Former Nissan boss Carlos Ghosn will remain in custody until at least April 14, a Japanese court ruled on Friday, as prosecutors quiz him over fresh allegations of financial misconduct.
The Tokyo District Court said in a statement it had accepted a request from prosecutors to detain the 65-year-old auto tycoon for a further 10-day period that can subsequently be extended once more.
The "full term of the detention is 14th" of April, the court said.
Authorities are looking into new allegations that Ghosn transferred some $15 million in Nissan funds between late 2015 and mid-2018 to a dealership in Oman.
They suspect around $5 million of these funds were siphoned off for Ghosn's use, including for the purchase of a luxury yacht and financing personal investments.
Prosecutors say Ghosn "betrayed" his duty not to cause losses to Nissan "in order to benefit himself."
Ghosn denies the allegations and says he is also innocent of the three formal charges he faces: two charges of deferring his salary and concealing that in official shareholders' documents, and a further charge of seeking to shift investment losses to the firm.
Stephen Givens, an American attorney practising law in Japan since 1987, told AFP the latest allegations were the most serious yet.
"If the facts are true... that is stealing from the company, that is embezzlement, that is terrible," said Givens, who is not connected with the Ghosn case.
"If that's true, it is a serious charge. It differs very significantly from the previous charges that seem minor and technical.
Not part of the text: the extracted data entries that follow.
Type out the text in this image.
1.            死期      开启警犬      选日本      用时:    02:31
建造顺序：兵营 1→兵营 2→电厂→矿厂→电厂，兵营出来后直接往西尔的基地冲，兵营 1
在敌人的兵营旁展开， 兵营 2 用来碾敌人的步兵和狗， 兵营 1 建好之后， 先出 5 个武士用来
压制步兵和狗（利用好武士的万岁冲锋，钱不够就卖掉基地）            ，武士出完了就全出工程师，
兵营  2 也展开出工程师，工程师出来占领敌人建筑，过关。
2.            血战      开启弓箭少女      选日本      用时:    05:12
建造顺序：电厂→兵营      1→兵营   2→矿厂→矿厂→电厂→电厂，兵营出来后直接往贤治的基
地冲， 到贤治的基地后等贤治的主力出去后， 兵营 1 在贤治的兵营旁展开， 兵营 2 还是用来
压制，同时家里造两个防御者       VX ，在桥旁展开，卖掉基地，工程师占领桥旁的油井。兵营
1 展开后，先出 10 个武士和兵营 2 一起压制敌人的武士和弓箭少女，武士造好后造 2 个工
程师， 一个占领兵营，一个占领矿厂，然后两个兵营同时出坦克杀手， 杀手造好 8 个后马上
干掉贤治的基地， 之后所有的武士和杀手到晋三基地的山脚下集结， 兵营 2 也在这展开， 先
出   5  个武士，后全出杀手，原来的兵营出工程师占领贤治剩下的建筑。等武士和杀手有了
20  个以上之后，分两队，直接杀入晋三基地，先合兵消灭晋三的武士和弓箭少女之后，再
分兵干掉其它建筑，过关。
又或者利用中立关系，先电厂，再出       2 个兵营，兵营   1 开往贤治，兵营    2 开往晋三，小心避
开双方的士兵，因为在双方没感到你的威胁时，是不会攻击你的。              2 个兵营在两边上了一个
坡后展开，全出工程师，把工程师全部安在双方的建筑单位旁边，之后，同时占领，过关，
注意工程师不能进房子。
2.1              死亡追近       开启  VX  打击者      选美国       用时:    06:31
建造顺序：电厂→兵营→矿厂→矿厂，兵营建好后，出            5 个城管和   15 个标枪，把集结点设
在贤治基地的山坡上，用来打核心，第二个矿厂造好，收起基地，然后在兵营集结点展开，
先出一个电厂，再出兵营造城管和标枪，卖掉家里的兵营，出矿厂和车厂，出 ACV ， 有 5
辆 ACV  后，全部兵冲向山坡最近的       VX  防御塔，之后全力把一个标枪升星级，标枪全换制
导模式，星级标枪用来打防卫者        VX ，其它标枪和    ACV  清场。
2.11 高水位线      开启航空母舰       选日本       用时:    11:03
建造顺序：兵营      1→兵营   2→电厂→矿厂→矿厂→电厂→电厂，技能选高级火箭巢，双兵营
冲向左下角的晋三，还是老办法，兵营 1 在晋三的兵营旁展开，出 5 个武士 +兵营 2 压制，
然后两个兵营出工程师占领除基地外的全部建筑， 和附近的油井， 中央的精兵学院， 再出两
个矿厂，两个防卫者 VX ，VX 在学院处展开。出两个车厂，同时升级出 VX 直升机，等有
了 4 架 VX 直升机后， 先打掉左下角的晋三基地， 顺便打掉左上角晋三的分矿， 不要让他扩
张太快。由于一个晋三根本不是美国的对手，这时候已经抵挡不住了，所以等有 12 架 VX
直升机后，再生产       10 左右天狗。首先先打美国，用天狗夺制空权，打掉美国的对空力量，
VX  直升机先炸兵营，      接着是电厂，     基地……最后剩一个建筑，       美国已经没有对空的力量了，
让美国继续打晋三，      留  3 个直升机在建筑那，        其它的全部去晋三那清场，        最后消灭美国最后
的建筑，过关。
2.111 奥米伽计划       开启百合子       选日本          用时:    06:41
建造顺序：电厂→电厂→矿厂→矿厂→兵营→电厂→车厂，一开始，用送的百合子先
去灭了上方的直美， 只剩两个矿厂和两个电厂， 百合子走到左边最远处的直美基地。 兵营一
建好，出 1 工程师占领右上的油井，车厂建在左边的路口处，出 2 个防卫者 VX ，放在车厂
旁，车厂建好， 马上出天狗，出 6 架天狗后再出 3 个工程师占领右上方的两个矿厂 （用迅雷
These are hurting Nissan or Nissan shareholders and benefiting Ghosn," Givens added.
Justice Minister Takashi Yamashita, a former Tokyo prosecutor himself, hit back at growing criticism of the Japanese system, sometimes described as "hostage justice" due to long detention periods for suspects aimed at forcing a confession.
"I understand that it is being handled appropriately in accordance with the stipulation of the code of criminal procedure. So the criticism is not warranted," Yamashita told journalists.
Ghosn launched a counter-attack in an interview with French television TF1 recorded just before his dawn arrest on Wednesday.
Describing himself as "a combative man and an innocent man", he vowed to "defend myself to the bitter end".
And he voiced concern that he would not be given a fair trial, with around 99 percent of trials in Japan resulting in a conviction.
"I have doubts over the way the judgement will take place. If there is a fair ruling, I am very confident but if it is not fair, I am worried about what will happen," said Ghosn.
At the end of the initial 10 days of questioning, prosecutors can request a further 10-day extension. After this, they must either press formal charges, release him without charge or re-arrest him to probe further allegations.
In his French TV interview, Ghosn lashed out at the conditions in the detention centre, saying he was deprived of his watch, forced to sleep with the light on and forbidden from contact with his loved ones.
"I wouldn't wish what I have suffered on my worst enemy," he said.
Ghosn spent 108 days in the detention centre in northern Tokyo before being dramatically released on bail of around $9 million on March 6, emerging from incarceration dressed in a workman's uniform and face mask in an apparent bid to avoid the media.
He had since lived in a court-appointed apartment in Tokyo without commenting on his situation despite huge international and Japanese media interest in his case that has shocked and surprised from the beginning.
However, just as reports began to surface that he could be rearrested, Ghosn emerged on Twitter to announce plans to hold a news conference on April 11.
With this now impossible, his lawyer Junichiro Hironaka said Ghosn had pre-recorded a video but refused to give details of the contents or when it would be released.